Буратино. Вид деятельность — современный проектный менеджер. Цель — заниматься тем, что интересно, и приносить радость и счастье другим. Деньги не являются главным в его жизни, хотя смысл денег он прекрасно понимает. Характеристика — молод, целеустремлен, жизнерадостен, креативен, не отступает от своих жизненных принципов. Особые приметы — любит и умеет работать в позитивной среде, которую сам и создает. И кстати, обратите внимание, что Буратино был единственным участником процесса, который в период сказки два раза «поднял деньги». Один раз он получил от Карабаса пять золотых («Возьми, иди к своему папе, и только никуда не уезжайте из вашей каморки»). Во второй раз он получил золотой ключик. Деньги нужны Буратино, чтобы отдать папе долг. Но есть сверхзадача, которую он перед собой ставит — ему совершенно неинтересно просто взять деньги и отнести папе. Он тут же ставит другую задачу: целое дерево монет! Нельзя сказать, что в каждом своем действии он успешен, но он позитивен, у него есть сверхзадача, и, он эту сверхзадачу решает.
Команда Буратино. Они все самостоятельны, они не подчиняются ему, как начальнику, они все очень разные.
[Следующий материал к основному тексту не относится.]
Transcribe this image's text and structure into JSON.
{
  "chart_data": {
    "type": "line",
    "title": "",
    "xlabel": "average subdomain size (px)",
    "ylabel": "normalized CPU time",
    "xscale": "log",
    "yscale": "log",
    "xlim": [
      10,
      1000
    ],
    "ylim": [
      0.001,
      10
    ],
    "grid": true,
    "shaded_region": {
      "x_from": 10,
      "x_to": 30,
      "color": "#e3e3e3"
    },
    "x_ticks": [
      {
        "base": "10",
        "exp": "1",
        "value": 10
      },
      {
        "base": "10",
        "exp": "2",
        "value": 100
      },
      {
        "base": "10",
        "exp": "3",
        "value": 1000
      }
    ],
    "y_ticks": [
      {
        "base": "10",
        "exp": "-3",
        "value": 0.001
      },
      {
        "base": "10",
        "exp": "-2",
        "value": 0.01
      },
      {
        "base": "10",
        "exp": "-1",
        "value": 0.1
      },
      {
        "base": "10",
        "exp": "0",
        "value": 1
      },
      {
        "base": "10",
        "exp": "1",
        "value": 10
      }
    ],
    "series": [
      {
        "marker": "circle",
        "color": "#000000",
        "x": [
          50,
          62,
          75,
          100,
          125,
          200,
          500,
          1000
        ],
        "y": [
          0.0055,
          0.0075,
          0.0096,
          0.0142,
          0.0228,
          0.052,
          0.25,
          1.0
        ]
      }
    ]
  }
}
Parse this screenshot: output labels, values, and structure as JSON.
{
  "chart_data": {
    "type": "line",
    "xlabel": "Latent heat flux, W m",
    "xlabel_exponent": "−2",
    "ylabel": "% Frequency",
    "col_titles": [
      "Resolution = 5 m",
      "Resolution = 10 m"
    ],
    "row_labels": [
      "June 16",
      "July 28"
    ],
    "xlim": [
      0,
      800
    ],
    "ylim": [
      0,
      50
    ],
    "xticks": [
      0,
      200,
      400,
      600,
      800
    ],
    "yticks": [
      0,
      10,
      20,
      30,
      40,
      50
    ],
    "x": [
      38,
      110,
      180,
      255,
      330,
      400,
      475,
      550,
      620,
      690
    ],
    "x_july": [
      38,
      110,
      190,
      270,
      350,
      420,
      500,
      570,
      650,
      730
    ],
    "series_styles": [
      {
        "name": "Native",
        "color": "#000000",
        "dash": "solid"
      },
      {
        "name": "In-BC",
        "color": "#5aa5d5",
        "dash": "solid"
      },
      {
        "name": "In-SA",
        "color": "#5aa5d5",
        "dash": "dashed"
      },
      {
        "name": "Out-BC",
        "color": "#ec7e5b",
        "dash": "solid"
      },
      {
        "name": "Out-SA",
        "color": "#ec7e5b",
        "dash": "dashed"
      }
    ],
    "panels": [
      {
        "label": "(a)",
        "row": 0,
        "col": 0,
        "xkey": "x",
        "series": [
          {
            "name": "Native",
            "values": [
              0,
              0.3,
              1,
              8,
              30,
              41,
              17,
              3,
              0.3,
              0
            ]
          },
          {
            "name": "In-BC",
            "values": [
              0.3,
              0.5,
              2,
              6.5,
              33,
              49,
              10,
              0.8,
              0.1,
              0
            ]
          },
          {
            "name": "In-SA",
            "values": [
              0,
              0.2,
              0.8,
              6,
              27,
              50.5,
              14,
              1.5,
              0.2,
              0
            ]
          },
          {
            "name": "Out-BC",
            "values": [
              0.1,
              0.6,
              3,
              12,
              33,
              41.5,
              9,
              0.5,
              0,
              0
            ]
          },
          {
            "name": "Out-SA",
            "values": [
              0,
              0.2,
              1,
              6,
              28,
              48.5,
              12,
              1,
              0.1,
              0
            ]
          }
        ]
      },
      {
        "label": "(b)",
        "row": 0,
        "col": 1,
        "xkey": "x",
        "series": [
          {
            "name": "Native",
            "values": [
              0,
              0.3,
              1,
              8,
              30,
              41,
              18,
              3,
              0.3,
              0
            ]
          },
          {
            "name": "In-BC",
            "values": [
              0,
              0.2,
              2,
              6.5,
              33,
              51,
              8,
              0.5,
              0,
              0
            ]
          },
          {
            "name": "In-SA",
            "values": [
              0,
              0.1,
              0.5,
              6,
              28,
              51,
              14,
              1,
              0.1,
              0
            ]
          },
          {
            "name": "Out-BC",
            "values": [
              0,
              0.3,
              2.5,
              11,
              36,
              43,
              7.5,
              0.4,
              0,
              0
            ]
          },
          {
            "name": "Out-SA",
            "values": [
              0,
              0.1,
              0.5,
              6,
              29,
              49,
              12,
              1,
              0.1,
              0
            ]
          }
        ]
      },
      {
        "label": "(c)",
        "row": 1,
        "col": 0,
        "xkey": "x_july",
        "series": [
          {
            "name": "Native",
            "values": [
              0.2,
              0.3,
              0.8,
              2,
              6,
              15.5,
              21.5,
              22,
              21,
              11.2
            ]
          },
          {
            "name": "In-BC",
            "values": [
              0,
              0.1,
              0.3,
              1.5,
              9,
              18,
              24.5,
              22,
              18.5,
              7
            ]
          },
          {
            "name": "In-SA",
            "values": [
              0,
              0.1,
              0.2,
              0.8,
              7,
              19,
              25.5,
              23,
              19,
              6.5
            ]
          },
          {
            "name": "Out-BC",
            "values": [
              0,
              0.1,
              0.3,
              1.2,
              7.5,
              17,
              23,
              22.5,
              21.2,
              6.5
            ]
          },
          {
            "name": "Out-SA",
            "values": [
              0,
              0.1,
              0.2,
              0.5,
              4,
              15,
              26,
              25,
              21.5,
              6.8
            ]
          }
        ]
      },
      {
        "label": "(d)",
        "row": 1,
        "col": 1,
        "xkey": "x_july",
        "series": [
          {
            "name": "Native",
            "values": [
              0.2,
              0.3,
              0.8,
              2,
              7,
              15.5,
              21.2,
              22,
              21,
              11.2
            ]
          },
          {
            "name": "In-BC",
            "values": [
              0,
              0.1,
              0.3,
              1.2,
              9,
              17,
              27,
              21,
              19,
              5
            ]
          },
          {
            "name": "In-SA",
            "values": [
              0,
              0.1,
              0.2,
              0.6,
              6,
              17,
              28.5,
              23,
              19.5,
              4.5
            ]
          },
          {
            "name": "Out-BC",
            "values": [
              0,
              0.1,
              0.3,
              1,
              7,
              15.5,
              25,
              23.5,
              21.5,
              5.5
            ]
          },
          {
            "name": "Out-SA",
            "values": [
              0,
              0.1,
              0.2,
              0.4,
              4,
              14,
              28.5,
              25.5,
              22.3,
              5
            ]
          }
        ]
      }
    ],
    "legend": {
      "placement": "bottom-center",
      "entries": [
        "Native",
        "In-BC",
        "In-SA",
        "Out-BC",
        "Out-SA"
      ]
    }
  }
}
Они увлекаются эмоциональной заряженностью Буратино, однако взвешенно относятся к его новаторским идеям. Отсюда — проблемы с Мальвиной и Артемоном. Это профессионалы, которые заряжаются эмоцией, но при этом не уступают свои профессиональные позиции. Их работа в команде Буратино построена не на слепом подчинении лидеру, а на том, что они разделяют его большую цель.
Джузеппе по прозвищу Синий Нос. Профессия — инвестиционный аналитик. Он ходит и канючит: Буратино не то сделал, не так сделал и тому подобное. Его цель — дать оценку, опираясь на принятую практику. Его советы очень правильные, выверенные: Буратино должен идти в школу, чтобы выучиться. Характеристика — своих денег не имеет, потому, что не готов идти на риск. Сторонник традиционных подходов к ведению бизнеса, поэтому, отслеживая поведение Буратино, в силу его неординарности, как правило, ошибается. Что достаточно часто встречается, когда мы имеем дело с инвестиционными аналитиками. Такой аналитик исходит из мысли, что завтра будет то же самое, что вчера.
Теперь давайте рассмотрим внимательнее двух предпринимателей, две инвестиционные истории.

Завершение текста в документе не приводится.